Why in News?
- On 17th March 2023, the Government of India announced sites for setting up 7 PM Mega Integrated Textile Region & Apparel (PM MITRA) parks for the textile industry, including Hardoi district of Uttar Pradesh.
- With the construction of Mega Textile Park on 1000 acres in Hardoi district of the state at a cost of 1200 crores, all the works and facilities related to the textile industry will be available in a single complex. With this, an investment of Rs 10,000 crore and the employment of lakhs of people are expected in the state.
- Sant Kabir PM Mitra Textile and Apparel Park will be the name of the park that will be constructed in the Hardoi region of Uttar Pradesh under PM Mitra.

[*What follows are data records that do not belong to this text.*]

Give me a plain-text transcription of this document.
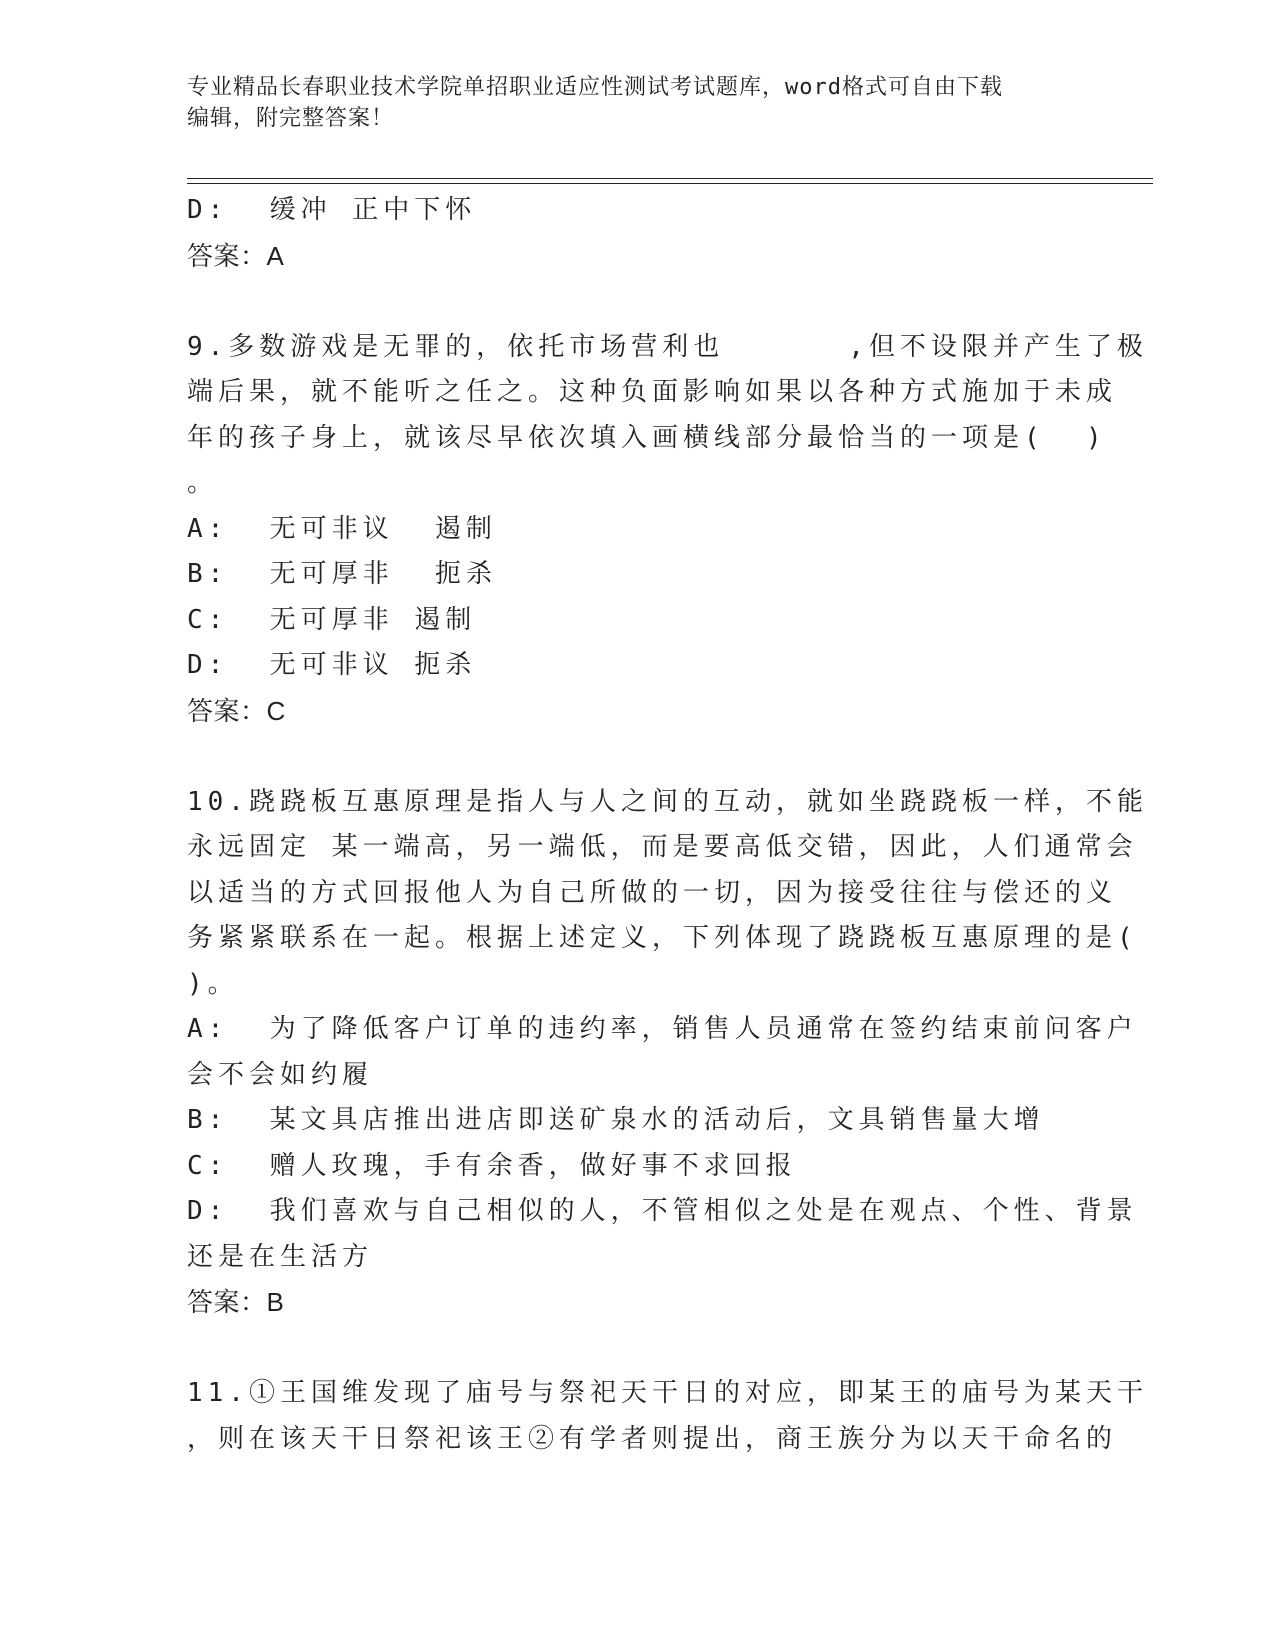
专业精品长春职业技术学院单招职业适应性测试考试题库，word格式可自由下载
编辑，附完整答案！
D:  缓冲 正中下怀
答案：A
9.多数游戏是无罪的，依托市场营利也      ,但不设限并产生了极
端后果，就不能听之任之。这种负面影响如果以各种方式施加于未成
年的孩子身上，就该尽早依次填入画横线部分最恰当的一项是(  )
。
A:  无可非议  遏制
B:  无可厚非  扼杀
C:  无可厚非 遏制
D:  无可非议 扼杀
答案：C
10.跷跷板互惠原理是指人与人之间的互动，就如坐跷跷板一样，不能
永远固定 某一端高，另一端低，而是要高低交错，因此，人们通常会
以适当的方式回报他人为自己所做的一切，因为接受往往与偿还的义
务紧紧联系在一起。根据上述定义，下列体现了跷跷板互惠原理的是(
)。
A:  为了降低客户订单的违约率，销售人员通常在签约结束前问客户
会不会如约履
B:  某文具店推出进店即送矿泉水的活动后，文具销售量大增
C:  赠人玫瑰，手有余香，做好事不求回报
D:  我们喜欢与自己相似的人，不管相似之处是在观点、个性、背景
还是在生活方
答案：B
11.①王国维发现了庙号与祭祀天干日的对应，即某王的庙号为某天干
，则在该天干日祭祀该王②有学者则提出，商王族分为以天干命名的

The state will receive five billion rupees as compensation.
- It is noteworthy that the Central Government has approved the setting up of PM Mitra (Prime Minister's Mega Integrated Textile Region and Apparel) Park in seven states of the country namely Tamil Nadu, Telangana, Gujarat, Karnataka, Madhya Pradesh, Uttar Pradesh and Maharashtra.
- Out of 18 proposals for PM Mitra Parks that were submitted from 13 states, these 7 sites were chosen. For this, the evaluation of eligible states and locations was carried out by a transparent selection system, based on various factors such as connectivity, existing ecosystems, clothing/industrial policies, infrastructure, utility services, etc., taking into account objective standards.
- For this purpose, model connectivity was also used for the verification of the PM Speed Power-Multi-National Master Plan.
- A special pavement wheel (SPV) owned by the central and state government will be established for each park, with 51 percent of the Northern Territory government and 49 percent of the Government of India. SPV will monitor the implementation of the project.
- The Ministry of Textiles will provide financial assistance of up to Rs 500 crore per park as capital assistance for the development of the park SPV.
- Competitive incentive support (CIS) of up to 300 crores per park will also be provided to encourage the rapid implementation of units in PM MITRA Park. The Master Developer and Investor Units will also be facilitated by mixing with other plans of the Government of India to ensure additional incentives.
- The textile park in the province will be developed in PPP mode. The free-of-charge land has been granted to the Handloom and Textiles Department for this. The Additional Chief Secretary, Handloom and Textiles Department, Government of Uttar Pradesh will be appointed as the Chief Executive Officer (CEO) of SPV.
- About 1 lakh direct and 2 lakhs of lateral employment is expected to be generated from this park.
Why in news?
- According to information received from the media on March 16, 2023, the Uttar Pradesh government will develop the state's bus stands on the lines of airports. For this purpose, the selection process for five bus stands under the PPP model has been facilitated by private developers in the first phase under the development plan of 23 bus stands.
- The Uttar Pradesh State Road Transport Corporation (UPSRTC) has received an investment proposal of Rs 1000 crore to upgrade these five bus stands on the lines of airports.
- Through this investment, more than 2000 direct and lateral employment opportunities are likely to be generated at these five locations.
- The department has received several investment proposals through the bid process that ended in February, including those from investors who submitted proposals in UPGIS.
- Work will start on this after the approval of the Committee of Secretaries headed by the Chief Secretary and the Cabinet. It is estimated that by the end of this month, they will be issued a letter of permission (LOI).
- The five bus stands which have been selected to be developed on the lines of the airport by the developers are- Kaushambi Bus Station, Lucknow's Vibhuti Khand Bus Station, Prayagraj's Civil Lines Bus Station, Ghaziabad's Old Bus Station and Agra Fort Bus Station.
- For the modernization of these bus stations, the bids of many other builders including Omaxe and SPG builders have been included. According to the investment proposals received through them, Rs 245 crore will be invested in Kaushambi bus station, 307 crores in Vibhuti Khand of Lucknow, 276 crores in Civil Lines of Prayagraj, 114 crores in Old Ghaziabad Bus Station and Rs 22 crore in Agra Fort bus station.
- The bus station in the state will no longer be addressed as Bus Adda. Now it will be addressed as Bus Port just like the airport. Transport Corporation has also started using this word in its departmental functioning.
- It will also have arrangements for public announcement, while facilities like a VIP lounge, cafeteria, food court, shopping malls, waiting area, escalator, and lift will also be developed in it.
- The developers will operate it in a multistorey building on 30 percent of the department's land. The remaining 70 percent will remain on bus traffic and parking spaces. The maintenance work of these bus ports will be with these developers only.
- Apart from the modernization of bus stations, the Transport Corporation has also received investment proposals in another category. This category belongs to IT.
- Roadways GM (IT) Yajuvendra Kumar told that among the companies which have shown interest in this category is Paytm which wants to launch an NCMC card. This card will be like a monthly metro card, so there will be no need to buy tickets again and again.